CI/CD for Prompt and Model Releases
Shadow → canary → full, with statistical gates the whole way.
Problem
Prompts, model versions, retrieval indices, and tool schemas are all release artifacts. We need a release pipeline that gates on offline evals, then validates online via shadow and canary, with automatic rollback.
Goals
- ✓Block merges that regress safety or headline metrics with statistical significance.
- ✓Run shadow comparisons before any user traffic shifts.
- ✓Canary at 1% → 5% → 25% → 100% with quality and error gates at each step.
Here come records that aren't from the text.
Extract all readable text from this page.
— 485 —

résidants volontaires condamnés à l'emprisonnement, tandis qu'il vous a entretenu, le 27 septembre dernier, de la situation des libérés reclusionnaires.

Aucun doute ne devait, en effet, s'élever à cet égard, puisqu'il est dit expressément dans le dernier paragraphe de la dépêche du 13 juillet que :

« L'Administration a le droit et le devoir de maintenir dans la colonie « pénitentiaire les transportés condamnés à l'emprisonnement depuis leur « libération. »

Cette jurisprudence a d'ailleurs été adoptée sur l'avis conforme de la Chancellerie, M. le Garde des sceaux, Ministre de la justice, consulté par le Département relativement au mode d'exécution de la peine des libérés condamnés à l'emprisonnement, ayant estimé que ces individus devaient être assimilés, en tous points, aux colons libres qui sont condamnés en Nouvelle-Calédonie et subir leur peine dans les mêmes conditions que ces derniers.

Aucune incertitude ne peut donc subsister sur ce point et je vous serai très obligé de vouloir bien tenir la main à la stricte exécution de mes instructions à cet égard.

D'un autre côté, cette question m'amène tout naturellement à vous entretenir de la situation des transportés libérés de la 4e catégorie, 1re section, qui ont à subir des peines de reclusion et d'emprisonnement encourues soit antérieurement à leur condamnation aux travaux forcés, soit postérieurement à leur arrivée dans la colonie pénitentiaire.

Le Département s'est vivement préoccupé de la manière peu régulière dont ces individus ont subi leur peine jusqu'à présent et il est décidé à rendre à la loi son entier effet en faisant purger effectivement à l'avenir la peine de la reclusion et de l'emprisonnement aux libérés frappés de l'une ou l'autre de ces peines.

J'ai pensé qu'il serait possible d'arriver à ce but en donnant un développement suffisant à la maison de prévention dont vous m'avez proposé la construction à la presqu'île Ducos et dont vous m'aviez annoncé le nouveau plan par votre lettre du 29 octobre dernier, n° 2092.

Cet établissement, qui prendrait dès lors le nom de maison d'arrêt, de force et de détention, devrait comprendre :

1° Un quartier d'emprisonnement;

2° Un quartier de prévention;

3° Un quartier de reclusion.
- ✓Automatic rollback and full audit trail for every release.
Non-goals
- ·Index ingestion pipeline.
Architecture
Walkthrough
1. Offline gates
PR runs the full eval set with statistical comparison vs. production baseline. Gates: zero safety regression, no slice down >2σ, headline not down at p<0.05. PR is blocked otherwise; gates can be force-overridden with a recorded justification (counted in monthly release-quality KPIs).
2. Shadow validation
After offline pass, the artifact deploys in shadow: a copy of production traffic is sent to both old and new versions, both responses are logged and judged, but only the old response is returned to users. Shadow runs for at least 1 hour or 10k requests. Online judge mean must not regress at p<0.01 to proceed.
3. Canary
Canary controller routes 1% → 5% → 25% → 100% traffic, with each step held for ≥30 minutes. At every step we check: error rate, latency p95, online quality score, refusal rate, and a curated 'safety canary' set sampled live. Any threshold breach pins traffic and pages.
4. Audit and registry
Every artifact (prompt SHA, model version, tool schema hash) lands in the registry with offline eval report, shadow scores, canary decisions, and final state. Compliance and post-mortems work directly off this registry; nothing is reconstructed from logs.
Tradeoffs
Metrics to track
- PR merge → 100% rollout p50/p95
- Override rate per team per month
- Auto-rollback fire rate (and time-to-mitigate)
- Shadow-detected regressions per quarter